Kurz darauf erschien Markus in der Wohnküche. »Verdammte Scheiße! Der Oberst ist durchgedreht. Er hat den ganzen Tag telefoniert, dann hat er mit den anderen Bewohnern Kaffee getrunken, geschrieben und mich am Abend gebeten für die Mannschaft aus seinem Kellerabteil Wein zu holen. Als ich unten war hörte ich mehrmals etwas knallen, bin dann wieder hoch, weil ich dachte etwas wäre umgefallen, da steht der Oberst da, sagt sorry und schießt sich in den Kopf. Und dann sehe ich die anderen Bewohner, alle auf ihren Stühlen im Aufenthaltsraum, jeder von ihnen tot. Kopfschuss. Die haben sich einfach von ihm erschießen lassen, wie Schafe!«
Er warf einen Brief aus den Küchentisch. »Das Schreiben des Oberst.«
Lieber Markus,
es ist mir gelungen, meine Einheit zu erreichen. Eine Evakuierung ist in den nächsten Tagen noch nicht möglich. Die Lage im Land unter Kontrolle zu bringen ist aussichtslos. Meine Kameradinnen und Kameraden hier haben den Entschluss getroffen, diese Weltgemeinsam mit mir in Würde zu verlassen. Bitte entschuldigen Sie die Unannehmlichkeiten und vielen Dank für Ihre Bemühungen. Retten Sie sich, solange Sie können. Im Falle dass Sie sich für unseren Weg entscheiden, meine Waffe hat noch zwei Magazine im Schrank
Mit den ergebensten Wünschen Ihr.Oberst aD Bensheim
»Und hier, Abschiedsbriefe von jedem einzelnen. Sie haben im Fernsehen gesehen was läuft und wollen lieber nach einem Kaffee und gutem Stück Kuchen gemeinsam gehen. Einige haben sich sogar per WhattsUp von ihrer Familie verabschiedet, die werden jetzt uns die Schuld geben, dass wir das Ganze nicht verhindert haben! Wir sind sowas von im Arsch.« Markus wischte sich die Schweißtropfen von der Stirn. Jana dachte nach. Das hätte keiner ahnen können und trotzdem, selbst wenn keiner der einflussreichen Angehörigen ihnen einen Vorwurf machen konnte, sie wusste, wie diese Leute tickten. Müller, der inzwischen auch da war, dachte ähnlich.
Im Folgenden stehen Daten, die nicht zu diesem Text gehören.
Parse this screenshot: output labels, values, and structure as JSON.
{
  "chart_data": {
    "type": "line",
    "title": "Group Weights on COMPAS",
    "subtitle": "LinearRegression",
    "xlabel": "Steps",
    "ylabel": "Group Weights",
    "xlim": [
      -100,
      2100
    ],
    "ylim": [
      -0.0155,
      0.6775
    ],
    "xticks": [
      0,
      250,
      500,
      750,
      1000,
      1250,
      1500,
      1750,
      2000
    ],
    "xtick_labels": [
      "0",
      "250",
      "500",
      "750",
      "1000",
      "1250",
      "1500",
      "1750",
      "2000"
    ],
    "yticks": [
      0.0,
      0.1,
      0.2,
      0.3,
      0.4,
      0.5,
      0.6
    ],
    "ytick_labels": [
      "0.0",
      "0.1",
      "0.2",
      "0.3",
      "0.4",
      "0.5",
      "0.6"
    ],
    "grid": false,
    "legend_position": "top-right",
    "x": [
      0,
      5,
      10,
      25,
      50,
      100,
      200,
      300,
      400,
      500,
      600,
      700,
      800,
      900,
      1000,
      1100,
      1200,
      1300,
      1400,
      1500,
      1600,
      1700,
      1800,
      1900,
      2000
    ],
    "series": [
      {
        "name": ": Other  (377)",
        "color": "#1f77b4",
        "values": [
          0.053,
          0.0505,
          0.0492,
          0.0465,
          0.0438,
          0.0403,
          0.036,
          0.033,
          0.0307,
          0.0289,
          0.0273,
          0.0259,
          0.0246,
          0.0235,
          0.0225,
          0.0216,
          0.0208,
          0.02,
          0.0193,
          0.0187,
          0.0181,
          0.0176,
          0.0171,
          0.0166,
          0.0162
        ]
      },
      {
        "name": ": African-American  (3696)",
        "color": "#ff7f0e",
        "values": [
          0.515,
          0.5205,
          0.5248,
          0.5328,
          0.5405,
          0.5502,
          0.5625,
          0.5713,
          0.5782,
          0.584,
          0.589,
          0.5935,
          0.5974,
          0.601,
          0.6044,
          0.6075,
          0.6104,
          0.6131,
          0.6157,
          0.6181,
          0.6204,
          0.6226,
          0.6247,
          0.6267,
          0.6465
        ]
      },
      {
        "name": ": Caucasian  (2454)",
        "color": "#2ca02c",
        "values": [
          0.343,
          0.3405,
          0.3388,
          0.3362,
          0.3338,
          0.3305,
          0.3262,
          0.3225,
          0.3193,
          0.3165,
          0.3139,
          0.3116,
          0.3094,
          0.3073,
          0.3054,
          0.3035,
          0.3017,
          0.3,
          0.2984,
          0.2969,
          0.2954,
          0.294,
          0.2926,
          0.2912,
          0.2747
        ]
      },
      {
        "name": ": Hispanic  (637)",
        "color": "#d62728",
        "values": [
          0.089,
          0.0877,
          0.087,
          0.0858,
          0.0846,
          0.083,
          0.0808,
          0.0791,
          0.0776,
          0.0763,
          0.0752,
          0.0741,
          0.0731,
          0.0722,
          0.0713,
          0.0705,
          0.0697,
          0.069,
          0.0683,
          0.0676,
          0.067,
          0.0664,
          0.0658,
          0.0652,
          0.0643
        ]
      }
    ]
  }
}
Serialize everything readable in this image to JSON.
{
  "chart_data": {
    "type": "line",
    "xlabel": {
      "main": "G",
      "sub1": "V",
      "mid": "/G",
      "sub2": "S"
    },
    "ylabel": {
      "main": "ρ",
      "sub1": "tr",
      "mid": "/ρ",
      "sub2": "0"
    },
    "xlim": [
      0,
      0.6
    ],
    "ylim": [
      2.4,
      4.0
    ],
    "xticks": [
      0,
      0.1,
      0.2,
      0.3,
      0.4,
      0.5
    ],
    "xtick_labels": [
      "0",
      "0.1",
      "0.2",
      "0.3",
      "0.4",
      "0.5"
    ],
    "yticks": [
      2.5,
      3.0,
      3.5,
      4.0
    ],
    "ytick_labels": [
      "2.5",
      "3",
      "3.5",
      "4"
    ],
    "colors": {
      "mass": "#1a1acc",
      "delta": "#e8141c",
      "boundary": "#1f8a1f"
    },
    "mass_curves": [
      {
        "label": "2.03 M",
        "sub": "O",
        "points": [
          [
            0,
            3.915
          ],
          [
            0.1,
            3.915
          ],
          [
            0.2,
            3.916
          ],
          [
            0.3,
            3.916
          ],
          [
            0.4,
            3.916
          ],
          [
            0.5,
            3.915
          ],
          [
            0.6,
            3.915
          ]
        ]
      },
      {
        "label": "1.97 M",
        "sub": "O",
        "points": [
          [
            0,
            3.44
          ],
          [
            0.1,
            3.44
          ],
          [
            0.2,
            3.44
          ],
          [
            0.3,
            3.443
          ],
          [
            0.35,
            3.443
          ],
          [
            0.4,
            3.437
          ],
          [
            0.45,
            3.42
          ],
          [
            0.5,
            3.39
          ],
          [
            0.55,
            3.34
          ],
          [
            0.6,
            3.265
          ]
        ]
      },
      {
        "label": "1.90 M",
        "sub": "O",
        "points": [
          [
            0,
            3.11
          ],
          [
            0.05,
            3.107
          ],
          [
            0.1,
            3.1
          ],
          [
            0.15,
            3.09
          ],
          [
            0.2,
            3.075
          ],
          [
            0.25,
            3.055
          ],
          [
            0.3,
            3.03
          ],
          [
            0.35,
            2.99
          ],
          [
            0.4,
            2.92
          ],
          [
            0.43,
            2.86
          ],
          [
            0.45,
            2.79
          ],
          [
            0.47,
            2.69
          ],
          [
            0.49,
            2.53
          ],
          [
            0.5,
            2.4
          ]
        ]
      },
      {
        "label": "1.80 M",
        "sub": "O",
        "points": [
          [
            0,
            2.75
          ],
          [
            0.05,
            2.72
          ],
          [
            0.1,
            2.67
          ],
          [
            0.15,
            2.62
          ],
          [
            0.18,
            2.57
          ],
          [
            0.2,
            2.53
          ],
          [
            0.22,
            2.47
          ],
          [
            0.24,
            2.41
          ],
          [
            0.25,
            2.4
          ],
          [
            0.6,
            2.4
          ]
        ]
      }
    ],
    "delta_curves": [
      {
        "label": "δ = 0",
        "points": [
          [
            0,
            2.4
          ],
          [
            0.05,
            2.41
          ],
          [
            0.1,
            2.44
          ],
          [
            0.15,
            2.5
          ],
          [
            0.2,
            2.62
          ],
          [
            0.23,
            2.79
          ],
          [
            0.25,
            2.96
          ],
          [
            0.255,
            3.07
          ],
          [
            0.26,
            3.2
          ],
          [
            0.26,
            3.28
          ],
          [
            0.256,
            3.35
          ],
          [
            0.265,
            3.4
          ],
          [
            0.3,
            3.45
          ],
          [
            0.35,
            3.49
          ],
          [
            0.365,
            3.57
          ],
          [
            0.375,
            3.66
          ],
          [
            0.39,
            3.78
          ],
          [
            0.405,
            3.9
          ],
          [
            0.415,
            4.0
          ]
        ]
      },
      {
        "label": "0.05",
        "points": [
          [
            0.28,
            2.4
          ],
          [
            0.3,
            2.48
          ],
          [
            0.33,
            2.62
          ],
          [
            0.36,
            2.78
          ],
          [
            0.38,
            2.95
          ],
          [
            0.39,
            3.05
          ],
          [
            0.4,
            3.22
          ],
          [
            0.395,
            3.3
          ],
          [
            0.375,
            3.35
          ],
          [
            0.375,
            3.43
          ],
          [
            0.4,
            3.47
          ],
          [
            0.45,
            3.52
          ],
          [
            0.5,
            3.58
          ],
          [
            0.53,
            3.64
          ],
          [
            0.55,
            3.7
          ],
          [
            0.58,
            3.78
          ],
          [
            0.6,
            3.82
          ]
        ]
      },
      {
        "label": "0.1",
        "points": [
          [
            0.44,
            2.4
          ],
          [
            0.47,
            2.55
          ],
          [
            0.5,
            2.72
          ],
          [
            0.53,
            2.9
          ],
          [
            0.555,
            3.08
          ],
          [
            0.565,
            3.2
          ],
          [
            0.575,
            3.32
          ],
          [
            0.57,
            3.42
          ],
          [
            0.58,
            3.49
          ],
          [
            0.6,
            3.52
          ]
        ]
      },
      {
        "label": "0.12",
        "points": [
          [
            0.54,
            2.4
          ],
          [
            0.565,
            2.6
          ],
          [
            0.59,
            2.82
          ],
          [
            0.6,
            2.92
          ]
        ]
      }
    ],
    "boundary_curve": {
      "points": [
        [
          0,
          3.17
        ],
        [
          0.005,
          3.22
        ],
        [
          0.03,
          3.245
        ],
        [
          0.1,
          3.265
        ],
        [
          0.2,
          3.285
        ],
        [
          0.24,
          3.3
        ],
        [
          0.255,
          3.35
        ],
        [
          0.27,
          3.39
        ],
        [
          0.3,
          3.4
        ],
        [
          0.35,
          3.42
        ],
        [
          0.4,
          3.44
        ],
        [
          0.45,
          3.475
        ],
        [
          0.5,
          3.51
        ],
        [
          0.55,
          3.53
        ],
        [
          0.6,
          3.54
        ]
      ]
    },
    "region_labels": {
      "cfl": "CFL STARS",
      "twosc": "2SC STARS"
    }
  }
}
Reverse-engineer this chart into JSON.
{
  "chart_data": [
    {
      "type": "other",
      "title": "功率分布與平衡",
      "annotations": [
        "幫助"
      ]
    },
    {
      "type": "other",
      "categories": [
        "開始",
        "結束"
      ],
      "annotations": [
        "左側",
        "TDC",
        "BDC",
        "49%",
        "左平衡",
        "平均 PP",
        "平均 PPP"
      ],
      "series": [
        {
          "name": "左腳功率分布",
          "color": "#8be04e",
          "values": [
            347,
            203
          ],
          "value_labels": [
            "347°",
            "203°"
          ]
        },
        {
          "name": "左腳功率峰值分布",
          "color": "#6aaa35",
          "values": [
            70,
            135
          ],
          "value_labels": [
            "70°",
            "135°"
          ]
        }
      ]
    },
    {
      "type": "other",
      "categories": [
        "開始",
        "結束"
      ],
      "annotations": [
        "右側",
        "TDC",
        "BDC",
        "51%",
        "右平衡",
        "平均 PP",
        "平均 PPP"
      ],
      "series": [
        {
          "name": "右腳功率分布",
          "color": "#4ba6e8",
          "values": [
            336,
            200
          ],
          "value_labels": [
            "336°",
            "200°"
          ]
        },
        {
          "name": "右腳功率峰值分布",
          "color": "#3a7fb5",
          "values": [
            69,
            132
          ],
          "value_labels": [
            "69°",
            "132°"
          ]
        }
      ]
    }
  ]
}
»Wir lassen die Toten so sitzen, wie sie sitzen, machen Kopien von den Abschiedsbriefen und schicken sie der Polizei und der Leitung und dann verschwinden wir. Ich meine das sind alle Mordopfer, die dürfen wir eh nicht bewegen, bevor die Polizei da ist. «, bestimmte der Hausmeister.
Markus und Sylvia nickten. Da der Strom schon wieder ausgefallen war und die Vorräte zur Neige gingen, beschlossen sie gemeinsam am nächsten Tag die Autos vollzuladen und zu verschwinden. Die Kripo hatte Markus schon per Fax und Mail informiert, da keine der Nummer erreichbar war, die der Typ am Notfalltelefon durchgegeben hatte. Die hatten Probleme, als sich um ein paar Tote in einem Heim zu kümmern.